Die PULS Podcast-Reihe erzählt erstmals ausführlich die ebenso spannenden wie konfliktreichen Geschichten des queeren Deutschrap. Queere Artists wie Nura und Badmómzjay haben Mainstream-Erfolg – doch bis vor wenigen Jahren war Deutschrap für die LGBTQIA+-Community toxisches Terrain: Homophobe Texte waren an der Tagesordnung und provozierten kaum Kritik, ein Outing konnte sowohl die Karriere als auch die Akzeptanz in der Szene gefährden. Wie PULS, das junge Content-Netzwerk des Bayerischen Rundfunks, in einer neuen Podcast-Serie sichtbar macht, war Queerness aber immer ein Teil von HipHop. Alle sechs Folgen sind ab sofort in der ARD Audiothek abrufbar und überall, wo es Podcasts gibt.

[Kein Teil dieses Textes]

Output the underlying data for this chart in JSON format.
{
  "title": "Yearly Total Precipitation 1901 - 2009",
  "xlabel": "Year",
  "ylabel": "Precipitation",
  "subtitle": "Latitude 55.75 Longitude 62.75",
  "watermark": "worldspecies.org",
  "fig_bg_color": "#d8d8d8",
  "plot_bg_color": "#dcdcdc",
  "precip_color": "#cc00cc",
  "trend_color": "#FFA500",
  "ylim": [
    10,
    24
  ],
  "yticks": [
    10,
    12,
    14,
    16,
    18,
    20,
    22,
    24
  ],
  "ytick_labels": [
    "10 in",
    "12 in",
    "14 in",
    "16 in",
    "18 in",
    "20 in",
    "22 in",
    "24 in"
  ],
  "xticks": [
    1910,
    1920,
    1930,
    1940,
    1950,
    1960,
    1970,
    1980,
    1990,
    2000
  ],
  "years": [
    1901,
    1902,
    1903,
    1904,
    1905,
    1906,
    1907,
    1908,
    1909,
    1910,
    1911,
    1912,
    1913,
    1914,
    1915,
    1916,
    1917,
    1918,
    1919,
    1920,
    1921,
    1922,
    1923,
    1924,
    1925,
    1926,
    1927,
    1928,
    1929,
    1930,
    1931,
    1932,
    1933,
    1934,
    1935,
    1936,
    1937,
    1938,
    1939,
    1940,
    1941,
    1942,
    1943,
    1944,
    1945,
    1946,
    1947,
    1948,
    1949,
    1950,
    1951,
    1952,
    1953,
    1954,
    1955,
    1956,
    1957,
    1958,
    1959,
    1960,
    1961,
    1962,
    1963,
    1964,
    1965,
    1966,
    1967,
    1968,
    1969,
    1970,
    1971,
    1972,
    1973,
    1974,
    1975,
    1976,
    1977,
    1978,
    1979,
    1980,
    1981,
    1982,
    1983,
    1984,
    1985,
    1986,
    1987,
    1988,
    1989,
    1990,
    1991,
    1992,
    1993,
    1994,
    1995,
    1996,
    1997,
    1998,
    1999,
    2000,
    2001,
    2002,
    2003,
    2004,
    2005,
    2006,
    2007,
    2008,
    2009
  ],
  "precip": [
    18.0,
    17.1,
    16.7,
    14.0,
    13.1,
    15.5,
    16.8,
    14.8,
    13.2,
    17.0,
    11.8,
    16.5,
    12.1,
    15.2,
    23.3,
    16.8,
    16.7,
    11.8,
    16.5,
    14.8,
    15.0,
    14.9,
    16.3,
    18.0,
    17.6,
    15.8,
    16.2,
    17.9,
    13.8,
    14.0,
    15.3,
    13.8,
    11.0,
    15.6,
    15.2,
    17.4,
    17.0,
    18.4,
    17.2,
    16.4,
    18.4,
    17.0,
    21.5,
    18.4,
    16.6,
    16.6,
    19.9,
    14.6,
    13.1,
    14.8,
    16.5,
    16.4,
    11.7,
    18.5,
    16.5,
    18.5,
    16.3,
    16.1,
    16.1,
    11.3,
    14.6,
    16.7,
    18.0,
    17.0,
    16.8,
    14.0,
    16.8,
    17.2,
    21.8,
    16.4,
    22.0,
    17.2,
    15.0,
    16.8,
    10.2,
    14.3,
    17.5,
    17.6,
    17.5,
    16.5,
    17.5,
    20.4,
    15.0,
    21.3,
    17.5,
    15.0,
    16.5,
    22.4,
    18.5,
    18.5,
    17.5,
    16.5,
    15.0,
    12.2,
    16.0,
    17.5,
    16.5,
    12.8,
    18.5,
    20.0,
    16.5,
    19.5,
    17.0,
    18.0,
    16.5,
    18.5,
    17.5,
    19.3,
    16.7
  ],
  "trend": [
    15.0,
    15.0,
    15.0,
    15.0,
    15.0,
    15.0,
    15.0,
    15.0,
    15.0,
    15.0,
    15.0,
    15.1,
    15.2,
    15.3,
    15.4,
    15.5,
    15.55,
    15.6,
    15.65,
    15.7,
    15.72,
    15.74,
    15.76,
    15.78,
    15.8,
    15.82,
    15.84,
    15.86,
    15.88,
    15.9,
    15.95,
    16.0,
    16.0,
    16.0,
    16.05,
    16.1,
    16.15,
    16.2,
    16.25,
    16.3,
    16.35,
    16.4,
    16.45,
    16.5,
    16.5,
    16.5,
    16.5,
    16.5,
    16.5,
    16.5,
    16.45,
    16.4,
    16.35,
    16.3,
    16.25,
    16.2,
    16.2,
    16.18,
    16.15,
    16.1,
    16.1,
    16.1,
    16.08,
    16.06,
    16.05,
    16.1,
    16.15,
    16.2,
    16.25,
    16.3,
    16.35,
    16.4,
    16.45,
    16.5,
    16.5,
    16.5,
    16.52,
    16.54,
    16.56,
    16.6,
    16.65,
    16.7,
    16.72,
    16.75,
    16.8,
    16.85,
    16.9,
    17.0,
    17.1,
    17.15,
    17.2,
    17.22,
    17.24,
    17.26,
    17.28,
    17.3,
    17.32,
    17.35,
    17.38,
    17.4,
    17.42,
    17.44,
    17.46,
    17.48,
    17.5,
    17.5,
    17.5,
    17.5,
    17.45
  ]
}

Im Dialog mit queeren Vertreter:innen der Deutschrapszene sucht der renommierte HipHop-Journalist und Moderator Falk Schacht in sechs Folgen nach den Gründen, warum queerer Deutschrap im Mainstream noch längst nicht so sichtbar ist wie es angemessen wäre – und was passieren muss, damit sich das ändern kann. Finna, Ebow, Sookee, Sir Mantis, Kay Shanghai, Ash M.O., Avery, Juicy Süß, Jnnrhndrxx und viele weitere queere Rap-Artists berichten im Podcast von systemischen Problemen in der Gesellschaft und dem Musikbusiness, klären Missverständnisse auf und teilen ihre Perspektiven im Zusammenhang mit der queeren sowie nicht-queeren Deutschrap-Szene. Außerdem begibt sich Falk Schacht auf die Spuren von Marylin T, der weltweit ersten offen lesbischen Rapperin der HipHop-Kultur der 80er-Jahre. Ihre Musik ist erstmals in Deutschland in einem Podcast zu hören.